According to Financing SMEs and Entrepreneurs 2018: An OECD Scoreboard, in 2016, there were roughly 1.1 mil. active enterprises in the Czech Republic. 99.8% of these firms were SMEs with less than 250 employees each. Together, they employed almost 1.8 mil. people or 58.4% of the Czech Republic's workforce. Micro-firms dominated the business landscape, comprising 96.3% of all SMEs in 2015.
SME interest rates continued their decline in 2016 as they dropped by 20 basis points compared with 2015, reaching a record low at 2.5%. Over the 2007-2016 period, SME interest rates dropped by 50.3% in total.
Venture capital investments peaked in 2008, and then declined dramatically up to and including 2016 to 10.2% of its peak value.

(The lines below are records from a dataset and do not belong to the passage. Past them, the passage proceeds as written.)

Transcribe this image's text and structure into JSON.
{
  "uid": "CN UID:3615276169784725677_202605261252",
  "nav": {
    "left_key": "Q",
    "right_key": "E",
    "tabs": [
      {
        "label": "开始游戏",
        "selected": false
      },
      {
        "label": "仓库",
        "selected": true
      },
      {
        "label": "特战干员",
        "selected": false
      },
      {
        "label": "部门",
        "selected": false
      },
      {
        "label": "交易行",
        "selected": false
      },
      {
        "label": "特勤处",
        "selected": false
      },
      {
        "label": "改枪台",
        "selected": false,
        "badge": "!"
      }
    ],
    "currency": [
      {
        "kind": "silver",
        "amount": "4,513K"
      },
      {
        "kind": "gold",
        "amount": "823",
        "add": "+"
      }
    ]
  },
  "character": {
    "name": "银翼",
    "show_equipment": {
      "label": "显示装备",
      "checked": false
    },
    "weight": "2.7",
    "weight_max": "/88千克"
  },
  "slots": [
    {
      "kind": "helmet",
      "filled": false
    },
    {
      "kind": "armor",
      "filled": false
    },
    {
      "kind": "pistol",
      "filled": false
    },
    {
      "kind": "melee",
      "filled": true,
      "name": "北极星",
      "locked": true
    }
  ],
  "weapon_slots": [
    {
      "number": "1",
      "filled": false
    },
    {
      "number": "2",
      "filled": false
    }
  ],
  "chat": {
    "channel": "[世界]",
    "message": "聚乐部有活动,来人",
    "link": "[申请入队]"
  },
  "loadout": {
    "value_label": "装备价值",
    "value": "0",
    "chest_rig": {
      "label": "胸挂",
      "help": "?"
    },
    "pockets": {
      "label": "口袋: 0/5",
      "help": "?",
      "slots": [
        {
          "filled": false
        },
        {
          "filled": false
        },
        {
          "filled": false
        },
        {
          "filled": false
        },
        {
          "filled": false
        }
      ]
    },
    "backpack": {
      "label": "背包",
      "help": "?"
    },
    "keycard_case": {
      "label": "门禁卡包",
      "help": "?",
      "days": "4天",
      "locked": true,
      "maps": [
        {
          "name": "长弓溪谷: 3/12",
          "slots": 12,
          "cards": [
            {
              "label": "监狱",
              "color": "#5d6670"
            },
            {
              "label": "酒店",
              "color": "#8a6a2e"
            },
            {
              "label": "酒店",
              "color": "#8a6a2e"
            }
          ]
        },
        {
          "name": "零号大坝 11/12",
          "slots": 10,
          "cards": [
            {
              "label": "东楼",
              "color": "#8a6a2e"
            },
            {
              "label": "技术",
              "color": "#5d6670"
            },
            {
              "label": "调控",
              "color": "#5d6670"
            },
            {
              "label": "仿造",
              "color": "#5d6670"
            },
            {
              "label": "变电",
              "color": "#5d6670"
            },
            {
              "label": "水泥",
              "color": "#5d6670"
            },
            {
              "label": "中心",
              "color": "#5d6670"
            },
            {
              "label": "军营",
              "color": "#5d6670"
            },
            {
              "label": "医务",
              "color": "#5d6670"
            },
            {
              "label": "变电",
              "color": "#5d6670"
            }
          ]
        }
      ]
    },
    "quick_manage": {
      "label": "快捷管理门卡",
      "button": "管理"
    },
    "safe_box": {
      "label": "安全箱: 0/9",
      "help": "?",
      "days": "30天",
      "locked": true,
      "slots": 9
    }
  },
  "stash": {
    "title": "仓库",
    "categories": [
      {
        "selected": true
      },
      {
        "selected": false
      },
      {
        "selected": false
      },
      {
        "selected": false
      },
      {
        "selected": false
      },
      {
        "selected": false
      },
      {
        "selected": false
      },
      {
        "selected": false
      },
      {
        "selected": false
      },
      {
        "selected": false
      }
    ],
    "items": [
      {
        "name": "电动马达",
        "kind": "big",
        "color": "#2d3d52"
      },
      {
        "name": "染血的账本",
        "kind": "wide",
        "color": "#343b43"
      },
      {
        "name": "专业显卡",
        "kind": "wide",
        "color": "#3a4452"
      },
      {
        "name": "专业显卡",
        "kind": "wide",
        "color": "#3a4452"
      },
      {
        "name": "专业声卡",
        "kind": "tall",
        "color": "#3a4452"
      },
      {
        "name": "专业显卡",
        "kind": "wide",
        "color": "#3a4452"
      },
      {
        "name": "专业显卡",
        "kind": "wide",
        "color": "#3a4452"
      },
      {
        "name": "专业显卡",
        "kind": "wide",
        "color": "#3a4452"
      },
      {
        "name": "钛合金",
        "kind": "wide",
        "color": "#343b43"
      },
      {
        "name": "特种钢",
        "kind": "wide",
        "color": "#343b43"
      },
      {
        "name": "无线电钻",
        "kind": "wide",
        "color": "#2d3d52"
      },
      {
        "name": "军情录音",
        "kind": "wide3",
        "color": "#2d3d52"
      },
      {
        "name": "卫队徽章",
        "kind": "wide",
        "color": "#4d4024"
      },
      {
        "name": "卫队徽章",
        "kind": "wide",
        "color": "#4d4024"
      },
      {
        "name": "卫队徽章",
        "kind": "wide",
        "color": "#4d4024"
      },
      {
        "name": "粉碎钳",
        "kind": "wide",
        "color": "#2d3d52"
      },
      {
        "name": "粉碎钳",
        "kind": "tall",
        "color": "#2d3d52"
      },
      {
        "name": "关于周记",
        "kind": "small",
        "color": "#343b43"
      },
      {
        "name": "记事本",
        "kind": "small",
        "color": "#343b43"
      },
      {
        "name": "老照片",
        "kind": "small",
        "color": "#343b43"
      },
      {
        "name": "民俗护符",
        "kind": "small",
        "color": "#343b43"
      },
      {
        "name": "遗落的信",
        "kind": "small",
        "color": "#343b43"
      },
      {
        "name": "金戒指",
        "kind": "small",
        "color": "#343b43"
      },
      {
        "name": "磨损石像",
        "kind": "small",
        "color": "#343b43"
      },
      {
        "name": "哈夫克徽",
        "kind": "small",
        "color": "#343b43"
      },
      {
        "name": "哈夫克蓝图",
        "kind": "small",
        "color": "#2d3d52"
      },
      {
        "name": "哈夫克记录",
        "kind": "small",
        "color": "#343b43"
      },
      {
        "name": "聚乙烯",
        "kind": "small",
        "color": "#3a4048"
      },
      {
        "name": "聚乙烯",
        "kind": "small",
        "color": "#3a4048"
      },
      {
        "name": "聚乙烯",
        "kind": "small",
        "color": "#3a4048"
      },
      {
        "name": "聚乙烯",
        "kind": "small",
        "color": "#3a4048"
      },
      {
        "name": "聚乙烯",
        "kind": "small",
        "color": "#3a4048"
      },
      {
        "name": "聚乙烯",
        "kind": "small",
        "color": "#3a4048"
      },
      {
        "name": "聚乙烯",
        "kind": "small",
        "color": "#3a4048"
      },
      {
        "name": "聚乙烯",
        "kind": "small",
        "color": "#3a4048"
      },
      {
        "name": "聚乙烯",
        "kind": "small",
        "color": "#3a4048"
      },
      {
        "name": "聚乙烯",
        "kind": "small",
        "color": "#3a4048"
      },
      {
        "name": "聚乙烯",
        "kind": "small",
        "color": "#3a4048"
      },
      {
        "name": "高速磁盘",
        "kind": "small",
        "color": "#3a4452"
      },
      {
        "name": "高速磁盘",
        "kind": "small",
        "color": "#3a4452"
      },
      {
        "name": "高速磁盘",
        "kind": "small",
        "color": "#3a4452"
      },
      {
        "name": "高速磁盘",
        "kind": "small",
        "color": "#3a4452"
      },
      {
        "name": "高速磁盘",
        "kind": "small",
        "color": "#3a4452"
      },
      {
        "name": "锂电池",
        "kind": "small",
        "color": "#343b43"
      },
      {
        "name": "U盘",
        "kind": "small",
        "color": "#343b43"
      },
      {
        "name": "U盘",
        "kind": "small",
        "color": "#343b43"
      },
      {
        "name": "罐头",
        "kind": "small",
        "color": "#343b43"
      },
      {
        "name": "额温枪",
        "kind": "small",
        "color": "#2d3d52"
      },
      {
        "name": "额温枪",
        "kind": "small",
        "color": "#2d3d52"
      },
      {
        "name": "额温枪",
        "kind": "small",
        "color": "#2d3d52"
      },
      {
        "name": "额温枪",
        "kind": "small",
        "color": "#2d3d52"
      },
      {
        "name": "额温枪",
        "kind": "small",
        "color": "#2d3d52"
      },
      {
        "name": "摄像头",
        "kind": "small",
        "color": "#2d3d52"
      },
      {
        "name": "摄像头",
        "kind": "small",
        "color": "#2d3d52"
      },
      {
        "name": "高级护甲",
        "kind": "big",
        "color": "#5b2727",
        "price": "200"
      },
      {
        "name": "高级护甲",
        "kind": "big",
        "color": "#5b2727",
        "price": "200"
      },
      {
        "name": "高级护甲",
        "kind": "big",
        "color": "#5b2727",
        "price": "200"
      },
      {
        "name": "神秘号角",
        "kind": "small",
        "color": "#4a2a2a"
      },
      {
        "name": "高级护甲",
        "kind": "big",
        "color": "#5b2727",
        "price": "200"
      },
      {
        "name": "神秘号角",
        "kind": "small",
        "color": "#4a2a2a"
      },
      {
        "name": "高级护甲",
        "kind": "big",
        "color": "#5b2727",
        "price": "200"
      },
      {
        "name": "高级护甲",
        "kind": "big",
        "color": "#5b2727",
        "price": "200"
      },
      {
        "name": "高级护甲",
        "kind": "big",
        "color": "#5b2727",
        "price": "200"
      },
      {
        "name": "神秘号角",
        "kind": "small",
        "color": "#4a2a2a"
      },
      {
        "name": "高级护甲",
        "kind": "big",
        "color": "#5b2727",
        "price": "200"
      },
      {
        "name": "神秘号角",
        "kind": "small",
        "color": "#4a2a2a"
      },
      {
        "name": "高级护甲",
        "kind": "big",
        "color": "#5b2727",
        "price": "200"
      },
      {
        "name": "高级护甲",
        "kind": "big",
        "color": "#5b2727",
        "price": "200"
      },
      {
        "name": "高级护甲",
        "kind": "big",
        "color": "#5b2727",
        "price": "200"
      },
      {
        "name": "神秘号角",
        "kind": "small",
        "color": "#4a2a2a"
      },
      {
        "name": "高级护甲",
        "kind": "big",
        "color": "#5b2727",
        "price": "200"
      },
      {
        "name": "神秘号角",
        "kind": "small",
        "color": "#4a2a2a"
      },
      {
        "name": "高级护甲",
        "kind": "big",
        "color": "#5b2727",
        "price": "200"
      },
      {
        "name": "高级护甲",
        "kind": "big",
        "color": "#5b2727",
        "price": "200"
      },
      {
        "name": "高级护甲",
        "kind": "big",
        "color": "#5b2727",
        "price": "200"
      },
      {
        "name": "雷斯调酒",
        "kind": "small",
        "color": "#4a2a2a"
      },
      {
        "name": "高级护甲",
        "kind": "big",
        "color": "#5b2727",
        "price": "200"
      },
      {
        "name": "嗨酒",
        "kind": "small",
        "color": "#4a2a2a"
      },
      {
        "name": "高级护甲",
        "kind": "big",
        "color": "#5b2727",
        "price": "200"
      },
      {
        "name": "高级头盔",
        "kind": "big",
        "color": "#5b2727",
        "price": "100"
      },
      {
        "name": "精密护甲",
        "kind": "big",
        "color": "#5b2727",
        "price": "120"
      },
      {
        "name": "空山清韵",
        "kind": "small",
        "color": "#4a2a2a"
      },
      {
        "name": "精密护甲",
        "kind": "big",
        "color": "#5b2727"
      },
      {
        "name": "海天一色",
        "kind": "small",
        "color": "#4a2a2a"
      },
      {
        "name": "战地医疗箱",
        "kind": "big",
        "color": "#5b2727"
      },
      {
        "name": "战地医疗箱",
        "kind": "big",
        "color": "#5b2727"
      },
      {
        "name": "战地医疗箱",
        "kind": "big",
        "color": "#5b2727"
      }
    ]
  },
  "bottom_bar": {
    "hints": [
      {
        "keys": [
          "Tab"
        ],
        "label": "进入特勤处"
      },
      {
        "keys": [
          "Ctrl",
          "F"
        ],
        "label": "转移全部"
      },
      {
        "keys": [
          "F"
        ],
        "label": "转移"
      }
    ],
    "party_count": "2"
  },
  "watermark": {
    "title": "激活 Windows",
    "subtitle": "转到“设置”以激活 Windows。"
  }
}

Growth capital fell even more steeply, from EUR 192.0 mil. in 2009 to EUR 4.9 mil. in 2016.
The decline in new lending can be attributed to several factors, often depending on national circumstances. In Australia, Austria, the Czech Republic, the Netherlands and the United Kingdom, survey data suggest that lower demand for credit is contributing to this development, which in turn may be linked to weak investment dynamics. In other countries,
such as Greece, Slovenia and Portugal, financial institutions appeared to have become more risk-averse when lending to SMEs, and high levels of non-performing loans still weigh on the supply of credit, especially for segments within the SME population that are deemed risky. In Brazil and the Russian Federation, the decline appears due in large part to unfavourable macro-economic conditions, OECD says.